A flunky named Lou (Burt Lancaster) who works for a rich old widow accidentally comes into possession of some cocaine when he meets the ne'er-do-well brother, Dave (Robert Joy), of a casino dealer-in-training, Sally (Susan Sarandon). Lou sees this as one final opportunity to become the sexy tough guy he never was. He becomes drunk on the perceived power of being an effective criminal. But he's a high-functioning drunk who's too old and too careful to make the stupid mistakes of someone young like Dave, whose dearth of caution does him in.
Atlantic City (1981) is one of those movies that leaves you feeling unmoved, unless you find its characters appealing. Lancaster is much like Art Carney's character in The Late Show: a has-been whose power lies chiefly in the fact that nobody takes him seriously anymore. Lancaster is confident and still a convincing lead even in his mid-sixties.
Kate Reid also turns in a strong performance as Grace, the crotchety but still sexual old broad he takes care of. She's given moments of grace and subtlety that elevate her character from the cartoonish way she's presented at first. We see a softer side, a manipulative side, a needy side, a bitchy side, a humorous side, and a tough side. In fact, this may be the reason Atlantic City has been considered something of a great movie by some people.
The director, Louis Malle, and the writer, John Guare, manage to show us different sides, different angles, of their characters, in their relationships with each other. Like Grace, we get a different Lou when he's with her, with Sally, with Sally's brother, with the career criminals in Atlantic City, and with the old chum he runs into giving shoeshines in the hotel washroom. And it's easy to see how this film helped Susan Sarandon's career take off. Sarandon possesses a radiant confidence mixed with tender vulnerability. She's a fiery actress who you believe totally, and who you can like almost immediately. She's soft without being weak, and tough without coming off as as drag.
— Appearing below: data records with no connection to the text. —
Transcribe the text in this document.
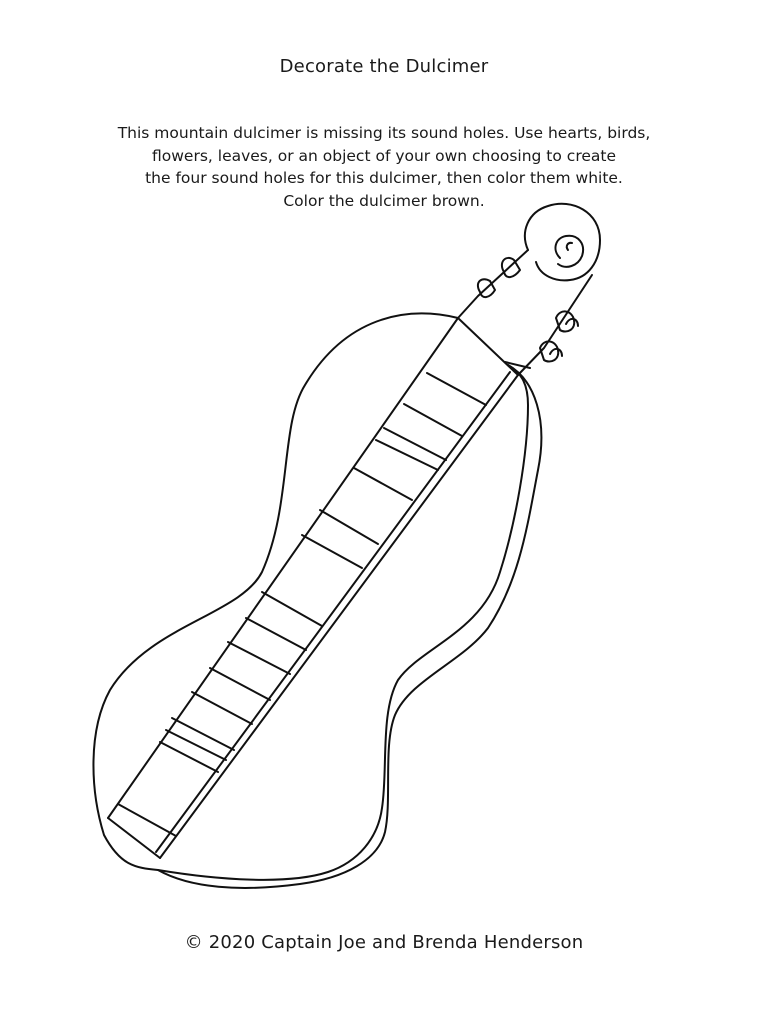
Decorate the Dulcimer
This mountain dulcimer is missing its sound holes. Use hearts, birds,
flowers, leaves, or an object of your own choosing to create
the four sound holes for this dulcimer, then color them white.
Color the dulcimer brown.
© 2020 Captain Joe and Brenda Henderson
But the movie itself feels a bit like a tease. My sensibilities and the movie's sensibilities are both trashy but in different ways. I can revel in the pulpy deviousness of film noir, but the world of Atlantic City casinos and drugs and old flunkies high on the allure of their own streaks of good luck leaves me feeling disinterested. And the setting is grim: Atlantic City doesn't seem like a place anybody would ever want to live in, let alone visit. I suppose that was the film's purpose: showing us why people would see Atlantic City as their version of a silver lining, just as faded and fleeting as all the other silver linings. This movie combines the Hollywood dreams of the 40s and 50s with the feeling of waking up to the cold hard world of economic decline in the 70s and early 80s. Atlantic City hasn't the allure of Las Vegas, which is just as artificial but a lot more glamorous. By the end, you don't even worry much about what will happen to Lancaster's character, although the ending is still pleasing.